Light dances across my face, bathing me in flames. I turn where two darkened rooms remind me of a crypt. When a quick burst of light flashes across my back, something luminous and fiery notices, and then pursues me. I run away toward the left into darkness.
The guttural rumbles pick up. The heat and flames lick at every stone, throwing light and shadow jaggedly in front of me, and I flee with all my might away from the massive presence bearing down. I can’t get away. I feel myself losing ground.
I press on toward a slim passage between two stone walls, only a few more steps in front of me. This thing chugs and fumes, hot sulfuric breath beating at my neck, a freight train on top of me. I stumble forward and push off from the walls wedged on either side of me.
I can’t get away.
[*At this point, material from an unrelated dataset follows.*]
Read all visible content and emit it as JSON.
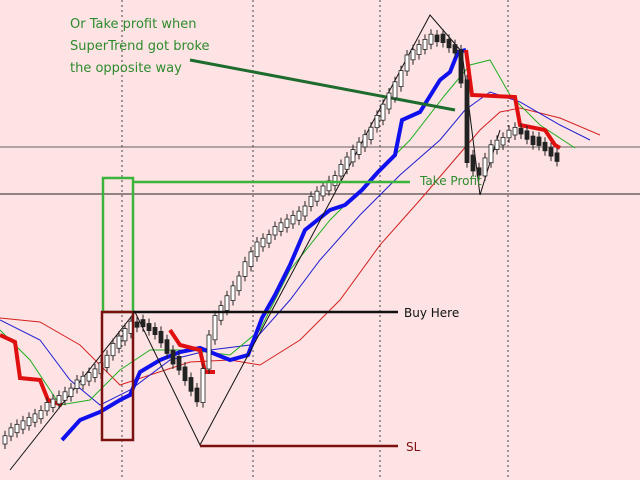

I can’t get away. The passage narrows. I have nowhere left to go.
I jolt awake in my bed like I’m bursting out from under churning waters. The sting of air hurts as it hitches and burns down my throat. My chest rises and falls. I’m okay… for now.
“Dude, d’you have another nightmare?” Jonathan sounds out of it. Must’ve woken him up.
“Sorry, man. Go back to sleep.”
Errggghhh. He rolls over and starts symphonic snoring. Fantastic.
My whole body is drenched in sweat; it rolls down my back in beads before bursting in a pool and soaking the sheets. I wipe my face. Our room is humid and sticky. Every nerve ending prickles as I pant.
I am grateful for air and that nothing is devouring me in flames and heat and sulfur and darkness.
“Jon, you asleep?” No answer.
I haven’t figured out where these nightmares come from. They’re going to kick my butt if I can’t stay above the surface. I squint at Jonathan. How much does he know? He’s not letting on. I can’t ignore these dreams. They come from somewhere. Maybe they’re trying to tell me something, but what exactly?
I must be losing my mind. This would never happen to a normal person. Everyone can’t have nightmares with demons lurking, so why me? My heart jackhammers in my chest. A flash bursts behind my eyes.
…He shoves me from behind. His weight presses me to the floor…
Why does my demon have to come after me like I’m the only meal he’s had in ages? I don’t even know what time it is. I can’t see anything without my glasses; the clock’s a bunch of red-number blurs.
”...You had this coming. Make a sound and you’re dead…”
I could be up all night. I sit and wait for something to tell me what comes next. Nothing comes.
“…Not a word...”
Shit. Shit. Shit.
“…Make a sound and you’re dead…”
My breathing slows, and I slump back in damp bedclothes. I spread out my palms and lie prone against the mattress, expecting the surface to crumble away and drag me back down like the video for that Linkin Park song. Instead, it feels solid, mattress-like, real. I lie there for some indiscriminate length of time and stare at the ceiling. The words to the song pound in my head like an ear-worm. The urge to run presses against my temples. I breathe and breathe until my eyelids grow heavy, and sleep draws me back down into dreamless darkness.